MI PARE IERI

Quante volte, ripensando ad un fatto del passato, vi è capitato di esclamare “mi pare ieri”? A me è successo, nel bel mezzo di una cena tra amici; stavo raccontando dei miei esordi teatrali, quando mi sono accorto che riaffioravano dentro di me, le emozioni di quei momenti: mi ricordavo, con chiarezza, il divertimento delle prove, l’ansia prima dell’apertura del sipario, ed anche la gioia per i primi applausi…

nonostante fossero passati 40 anni, da quel lontano 20 Gennaio 1986!

Così nasce questo nuovo spettacolo. Volevo ripercorrere insieme a voi, le tappe di questa lunga carriera, piena di soddisfazioni, ma anche di dubbi, d’illusioni che svanivano, di amicizie nate sul palcoscenico, di incontri con personaggi improbabili ma anche, e soprattutto, con quelli che hanno fatto la storia del teatro.

Con il solito stile, scanzonato e brillante, vi racconterò i miei sogni, le intuizioni, i miei voli di fantasia, ma anche l’impegno che ho dedicato a questo mestiere ed il rispetto che ho sempre riservato allo spettatore.

Tra dialoghi surreali, stralci di vecchi copioni e ricordi teatrali, si riderà di gusto, si sorriderà e ci si emozionerà!

Con me sul palco ci saranno Alessandro e Luca la Ginestra, Ilaria Nestovito e Brunella Platania, insieme ad un amico con cui ho condiviso molti anni di questo percorso: Sergio Zecca. Reciteremo e canteremo, canzoni conosciute, ed altre inedite, scritte da Emanuele Friello e Luca la Ginestra; la regia è di Roberto Marafante, con il quale abbiamo un’affinità d’intenti ed il gusto per le cose ben fatte.
E come dico, ormai da quarant’anni: vi aspetto a teatro!

Un racconto dei miei primi quarant’anni di Teatro, tra sogni, emozioni, amicizie e tanti ricordi. Per ridere di gusto, sorridere, ed anche, commuoversi, trascinati dalla musica e dal fascino del palco!

 Michele La Ginestra


MICHELE LA GINESTRA FESTEGGIA AL SISTINA

I SUOI 40 ANNI DI TEATRO

Applauditissimo debutto di Michele La Ginestra in un Teatro Sistina tutto esaurito: il pubblico ha accolto con favore e molto affetto lo spettacolo MI PARE IERI, in cui l’apprezzato attore romano ha voluto raccontare i suoi primi 40 anni di teatro. E lo ha fatto in maniera intelligente, alternando piacevoli scenette a divertenti monologhi, ma anche a canzoni di vario genere. Non solo: Michele ha festeggiato pubblicamente anche i suoi 30 anni di matrimonio. Quindi, un doppio augurio a tutta la famiglia, che si concretizza nella presenza sul palco, al suo fianco, dei figli Alessandro La Ginestra e Luca La Ginestra (già bravi: buon sangue non mente!); in un cast che vede la partecipazione del brillante Sergio Zecca, amico e collega di sempre, e di due bravissime attrici, Ilaria Nestovito e Brunella Platania, le quali mettono in mostra anche due splendide voci (insomma, già pronte per il musical, cosa che dalle parti di Via Sistina è sicuramente di buon auspicio).
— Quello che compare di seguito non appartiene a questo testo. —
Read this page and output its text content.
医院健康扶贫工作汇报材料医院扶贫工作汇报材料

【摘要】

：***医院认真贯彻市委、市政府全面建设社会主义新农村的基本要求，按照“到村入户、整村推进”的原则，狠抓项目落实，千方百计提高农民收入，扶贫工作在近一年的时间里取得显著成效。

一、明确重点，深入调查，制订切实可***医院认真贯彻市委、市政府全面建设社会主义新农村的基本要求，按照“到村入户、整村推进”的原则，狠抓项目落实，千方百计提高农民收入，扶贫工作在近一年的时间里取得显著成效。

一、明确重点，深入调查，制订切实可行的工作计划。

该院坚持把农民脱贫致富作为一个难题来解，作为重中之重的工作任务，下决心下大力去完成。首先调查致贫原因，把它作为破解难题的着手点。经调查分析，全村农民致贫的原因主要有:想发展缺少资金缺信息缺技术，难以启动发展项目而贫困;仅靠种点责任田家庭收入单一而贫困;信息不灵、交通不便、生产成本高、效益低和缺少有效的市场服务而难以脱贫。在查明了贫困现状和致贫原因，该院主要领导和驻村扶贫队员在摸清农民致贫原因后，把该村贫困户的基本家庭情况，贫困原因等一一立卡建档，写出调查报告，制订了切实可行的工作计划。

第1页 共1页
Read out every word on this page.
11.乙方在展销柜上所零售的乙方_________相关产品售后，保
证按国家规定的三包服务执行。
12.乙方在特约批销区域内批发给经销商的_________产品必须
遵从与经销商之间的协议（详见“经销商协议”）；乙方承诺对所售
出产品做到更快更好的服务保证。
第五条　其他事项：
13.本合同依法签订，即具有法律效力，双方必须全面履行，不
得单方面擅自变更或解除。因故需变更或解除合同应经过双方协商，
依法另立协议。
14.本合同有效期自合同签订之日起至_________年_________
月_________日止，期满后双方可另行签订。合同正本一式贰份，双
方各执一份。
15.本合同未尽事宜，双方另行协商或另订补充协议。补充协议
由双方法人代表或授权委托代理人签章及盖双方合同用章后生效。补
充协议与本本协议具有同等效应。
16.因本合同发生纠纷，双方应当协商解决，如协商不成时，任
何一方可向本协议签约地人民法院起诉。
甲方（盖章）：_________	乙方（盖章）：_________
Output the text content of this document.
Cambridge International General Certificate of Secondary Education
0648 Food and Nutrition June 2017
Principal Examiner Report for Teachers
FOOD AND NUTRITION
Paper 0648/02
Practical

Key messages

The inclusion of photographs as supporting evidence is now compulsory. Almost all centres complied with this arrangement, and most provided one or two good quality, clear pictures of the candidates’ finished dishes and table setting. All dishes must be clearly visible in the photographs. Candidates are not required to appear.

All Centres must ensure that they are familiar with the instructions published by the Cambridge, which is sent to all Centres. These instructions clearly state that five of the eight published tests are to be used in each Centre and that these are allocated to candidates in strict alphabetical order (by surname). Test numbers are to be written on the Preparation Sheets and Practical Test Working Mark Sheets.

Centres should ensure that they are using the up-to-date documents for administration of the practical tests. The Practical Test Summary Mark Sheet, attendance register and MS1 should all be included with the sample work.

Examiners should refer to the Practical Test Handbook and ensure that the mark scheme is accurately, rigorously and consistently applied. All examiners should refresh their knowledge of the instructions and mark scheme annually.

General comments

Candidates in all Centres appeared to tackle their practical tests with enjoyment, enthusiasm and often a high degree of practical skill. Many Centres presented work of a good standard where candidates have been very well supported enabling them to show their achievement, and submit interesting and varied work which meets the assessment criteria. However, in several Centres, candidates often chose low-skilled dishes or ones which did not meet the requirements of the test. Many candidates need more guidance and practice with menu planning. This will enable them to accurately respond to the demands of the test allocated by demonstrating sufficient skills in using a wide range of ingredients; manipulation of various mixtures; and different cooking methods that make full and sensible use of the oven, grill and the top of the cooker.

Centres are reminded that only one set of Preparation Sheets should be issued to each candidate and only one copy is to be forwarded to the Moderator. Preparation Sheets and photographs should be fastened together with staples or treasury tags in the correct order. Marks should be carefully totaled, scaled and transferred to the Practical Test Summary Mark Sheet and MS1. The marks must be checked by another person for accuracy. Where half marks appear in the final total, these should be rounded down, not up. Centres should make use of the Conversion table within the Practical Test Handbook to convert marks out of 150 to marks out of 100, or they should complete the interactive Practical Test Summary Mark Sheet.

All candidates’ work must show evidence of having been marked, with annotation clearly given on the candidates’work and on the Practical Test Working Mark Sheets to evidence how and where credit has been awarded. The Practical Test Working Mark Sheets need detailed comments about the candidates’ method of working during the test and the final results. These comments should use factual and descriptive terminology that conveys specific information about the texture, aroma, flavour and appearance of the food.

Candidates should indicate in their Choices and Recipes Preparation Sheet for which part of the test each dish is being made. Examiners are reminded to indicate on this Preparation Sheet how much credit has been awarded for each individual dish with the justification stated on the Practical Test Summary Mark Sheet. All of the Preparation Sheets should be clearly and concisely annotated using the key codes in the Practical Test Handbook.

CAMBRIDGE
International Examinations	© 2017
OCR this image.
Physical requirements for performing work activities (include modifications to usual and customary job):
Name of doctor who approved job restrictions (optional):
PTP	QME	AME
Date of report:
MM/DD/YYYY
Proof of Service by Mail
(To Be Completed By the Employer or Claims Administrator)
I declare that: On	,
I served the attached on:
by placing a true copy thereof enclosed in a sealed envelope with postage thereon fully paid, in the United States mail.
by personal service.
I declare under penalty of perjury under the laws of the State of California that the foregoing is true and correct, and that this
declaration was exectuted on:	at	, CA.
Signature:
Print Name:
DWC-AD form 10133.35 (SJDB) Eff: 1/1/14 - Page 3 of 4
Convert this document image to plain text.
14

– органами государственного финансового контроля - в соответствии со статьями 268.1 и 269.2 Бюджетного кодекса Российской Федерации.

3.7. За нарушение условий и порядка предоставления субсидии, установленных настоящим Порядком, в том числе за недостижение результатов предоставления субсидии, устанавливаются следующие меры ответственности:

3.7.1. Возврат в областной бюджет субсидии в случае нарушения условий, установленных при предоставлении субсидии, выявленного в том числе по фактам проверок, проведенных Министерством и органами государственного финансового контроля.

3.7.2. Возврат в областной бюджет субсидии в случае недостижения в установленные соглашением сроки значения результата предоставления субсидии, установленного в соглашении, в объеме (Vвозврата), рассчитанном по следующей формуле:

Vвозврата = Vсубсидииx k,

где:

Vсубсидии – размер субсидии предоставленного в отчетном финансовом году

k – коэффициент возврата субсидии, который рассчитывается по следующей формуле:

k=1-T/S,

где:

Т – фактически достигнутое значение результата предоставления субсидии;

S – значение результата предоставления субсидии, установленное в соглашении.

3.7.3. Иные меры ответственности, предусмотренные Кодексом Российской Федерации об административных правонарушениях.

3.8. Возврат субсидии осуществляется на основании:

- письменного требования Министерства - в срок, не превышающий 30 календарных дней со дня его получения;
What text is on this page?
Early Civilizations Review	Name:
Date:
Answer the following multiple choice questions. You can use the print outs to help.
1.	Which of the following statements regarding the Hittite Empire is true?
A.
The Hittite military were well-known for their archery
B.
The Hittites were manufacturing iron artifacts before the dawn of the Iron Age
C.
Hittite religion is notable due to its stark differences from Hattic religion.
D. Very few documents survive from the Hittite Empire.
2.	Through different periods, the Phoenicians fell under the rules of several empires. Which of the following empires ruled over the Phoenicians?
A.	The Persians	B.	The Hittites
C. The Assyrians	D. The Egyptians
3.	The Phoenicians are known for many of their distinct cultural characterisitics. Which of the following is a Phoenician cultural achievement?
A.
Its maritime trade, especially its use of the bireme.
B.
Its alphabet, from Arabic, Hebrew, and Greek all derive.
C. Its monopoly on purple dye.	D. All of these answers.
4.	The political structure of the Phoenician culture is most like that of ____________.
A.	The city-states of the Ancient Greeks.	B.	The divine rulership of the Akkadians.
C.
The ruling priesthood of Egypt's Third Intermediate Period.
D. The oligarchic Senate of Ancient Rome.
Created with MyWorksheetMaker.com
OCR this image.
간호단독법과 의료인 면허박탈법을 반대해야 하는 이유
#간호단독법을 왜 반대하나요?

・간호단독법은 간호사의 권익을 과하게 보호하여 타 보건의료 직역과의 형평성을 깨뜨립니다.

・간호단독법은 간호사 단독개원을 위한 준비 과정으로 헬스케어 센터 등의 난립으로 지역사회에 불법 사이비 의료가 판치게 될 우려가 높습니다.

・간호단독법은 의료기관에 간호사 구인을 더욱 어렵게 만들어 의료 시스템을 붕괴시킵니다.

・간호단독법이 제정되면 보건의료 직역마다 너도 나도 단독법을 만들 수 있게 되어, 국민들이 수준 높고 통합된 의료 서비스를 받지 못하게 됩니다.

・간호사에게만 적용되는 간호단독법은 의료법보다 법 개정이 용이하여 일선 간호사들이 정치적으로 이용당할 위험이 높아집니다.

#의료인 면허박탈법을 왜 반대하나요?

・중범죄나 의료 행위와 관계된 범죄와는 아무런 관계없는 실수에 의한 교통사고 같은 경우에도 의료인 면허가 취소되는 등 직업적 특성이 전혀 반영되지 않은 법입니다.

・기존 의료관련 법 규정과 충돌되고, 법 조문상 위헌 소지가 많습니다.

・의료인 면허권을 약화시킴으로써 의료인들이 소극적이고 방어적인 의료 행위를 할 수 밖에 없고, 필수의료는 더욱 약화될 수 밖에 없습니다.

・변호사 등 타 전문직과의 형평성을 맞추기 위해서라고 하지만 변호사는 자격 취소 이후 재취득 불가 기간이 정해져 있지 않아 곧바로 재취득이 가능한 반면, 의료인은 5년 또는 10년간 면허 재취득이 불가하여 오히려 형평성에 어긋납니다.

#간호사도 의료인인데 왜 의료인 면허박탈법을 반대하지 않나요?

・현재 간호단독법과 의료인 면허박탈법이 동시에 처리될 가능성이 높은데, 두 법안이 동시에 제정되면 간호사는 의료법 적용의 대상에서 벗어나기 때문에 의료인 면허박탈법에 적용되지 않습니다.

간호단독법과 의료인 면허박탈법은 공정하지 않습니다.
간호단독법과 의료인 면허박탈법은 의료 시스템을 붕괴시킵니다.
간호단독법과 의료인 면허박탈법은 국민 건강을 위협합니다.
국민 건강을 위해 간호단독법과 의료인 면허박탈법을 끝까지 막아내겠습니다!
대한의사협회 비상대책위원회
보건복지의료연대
Dopo un divertente ingresso a sorpresa, ecco un piacevolissimo monologo fatto di raccomandazioni al pubblico, che va dallo spegnimento dei cellulari alle caramelle Rossana, suscitando consapevole divertimento tra tutti i presenti!

Poi inizia il racconto: molto simpatica la scenetta iniziale, affidata ai figli Alessandro e Luca, che descrive le prime esperienze teatrali, quando da studenti universitari il “pubblico” preoccupava più del “privato” (chi ha frequentato Giurisprudenza ricorda bene che Diritto Pubblico e Diritto Privato sono le bestie nere della Facoltà!).

Poi segue il racconto dei primi provini, dell’incontro con registi TV che gli dicevano “sporca, sporca!” (e succede ancora, purtroppo!), i primi successi in programmi come Beato fra le donne, dove vince un viaggio in Brasile con la fidanzata (poi moglie), quindi l’incontro con Pingitore, l’apertura del Teatro Sette (che risale a 30 anni fa: come passa il tempo! Pare ieri veramente!).

Il tutto raccontato con dei simpatici flashback, che parlano del lavoro in campo assicurativo, della pratica presso uno studio legale, della professione avvocatizia.

Poi il momento forse più intenso, quello di Rugantino. Michele racconta che a 15 anni andò a vedere lo spettacolo al Sistina e decise che lui un giorno avrebbe voluto esserne protagonista. Un sogno giovanile che si concretizzerà dopo l’incontro con Pietro Garinei, che una sera si presentò a sorpresa al Teatro Sette. Quindi la prova di canto con l’indimenticabile Trovajoli (passaggio divertentissimo quest’ultimo), e la conoscenza con Sabrina Ferilli, che sarebbe stata Rosetta, e con il grande Gino Landi. Michele ha anche voluto ricordare una persona straordinaria, la signora Franca Garofolini, “segretaria” storica di Garinei&Giovannini (in realtà indispensabile assistente e collaboratrice della celebre Ditta): fu lei a fissargli il primo appuntamento con Pietro Garinei.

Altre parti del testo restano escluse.